Donald Trump and the Eiffel Tower.
Heatmap Illustration/Getty Images

As the annual United Nations climate change conference reaches the end of its scheduled programming, this could represent the last time for at least the next four years that the U.S. will bring a strong delegation with substantial negotiating power to the meetings. That’s because Donald Trump has once again promised to pull the United States out of the Paris Agreement, the international treaty adopted at the same climate conference in 2015, which unites nearly every nation on earth in an effort to limit global warming to “well below” 2 degrees Celsius.

Existentially, we know what this means: The loss of climate leadership and legitimacy in the eyes of other nations, as well as delayed progress on emissions reductions.

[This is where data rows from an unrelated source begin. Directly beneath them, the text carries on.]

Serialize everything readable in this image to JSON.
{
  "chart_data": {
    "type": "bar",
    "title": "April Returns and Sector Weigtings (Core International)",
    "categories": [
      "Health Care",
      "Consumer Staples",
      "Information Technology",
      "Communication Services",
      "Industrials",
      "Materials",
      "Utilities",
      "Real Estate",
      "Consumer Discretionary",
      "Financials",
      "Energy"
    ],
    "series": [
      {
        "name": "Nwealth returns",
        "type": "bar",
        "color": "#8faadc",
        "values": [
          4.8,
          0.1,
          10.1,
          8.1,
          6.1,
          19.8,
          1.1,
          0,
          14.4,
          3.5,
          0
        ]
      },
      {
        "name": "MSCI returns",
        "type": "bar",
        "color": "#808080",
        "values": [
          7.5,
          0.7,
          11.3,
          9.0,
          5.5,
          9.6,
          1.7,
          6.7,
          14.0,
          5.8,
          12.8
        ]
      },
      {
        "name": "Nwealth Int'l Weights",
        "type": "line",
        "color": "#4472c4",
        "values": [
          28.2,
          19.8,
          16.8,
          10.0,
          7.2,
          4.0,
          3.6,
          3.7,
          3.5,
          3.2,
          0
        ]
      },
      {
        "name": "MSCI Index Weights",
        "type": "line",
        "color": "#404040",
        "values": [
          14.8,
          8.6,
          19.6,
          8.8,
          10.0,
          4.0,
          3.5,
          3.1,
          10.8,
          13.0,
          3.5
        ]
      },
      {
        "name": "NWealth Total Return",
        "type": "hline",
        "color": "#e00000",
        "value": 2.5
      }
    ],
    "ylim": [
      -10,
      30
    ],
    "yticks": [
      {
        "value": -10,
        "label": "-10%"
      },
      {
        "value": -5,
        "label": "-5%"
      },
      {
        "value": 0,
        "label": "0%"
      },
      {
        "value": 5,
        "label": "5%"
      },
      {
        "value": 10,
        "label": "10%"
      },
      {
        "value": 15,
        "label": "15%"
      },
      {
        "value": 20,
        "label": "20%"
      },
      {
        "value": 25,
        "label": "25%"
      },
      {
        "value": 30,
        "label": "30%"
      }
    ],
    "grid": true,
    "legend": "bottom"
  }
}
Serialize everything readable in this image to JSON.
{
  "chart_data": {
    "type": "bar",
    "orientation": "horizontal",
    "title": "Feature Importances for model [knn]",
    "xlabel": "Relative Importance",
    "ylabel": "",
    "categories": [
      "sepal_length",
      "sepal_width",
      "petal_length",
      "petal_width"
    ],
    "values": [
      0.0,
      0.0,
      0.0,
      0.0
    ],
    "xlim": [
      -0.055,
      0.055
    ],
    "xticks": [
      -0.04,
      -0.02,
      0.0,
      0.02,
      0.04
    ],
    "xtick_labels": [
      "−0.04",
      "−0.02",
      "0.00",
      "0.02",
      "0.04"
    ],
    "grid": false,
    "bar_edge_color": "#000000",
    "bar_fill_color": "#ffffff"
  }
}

But tangibly, there’s no precedent for exactly what this looks like when it comes to U.S. participation in future UN climate conferences, a.k.a. COPs, the official venue for negotiation and decision-making related to the agreement. That’s because when Trump withdrew the U.S. from Paris the first time, the agreement’s three year post-implementation waiting period and one-year withdrawal process meant that by the time we were officially out, it was November 2020 and Biden was days away from being declared the winner of that year’s presidential election. That year’s conference was delayed by a year due to the Covid pandemic, by which point Biden had fully recommitted the U.S. to the treaty.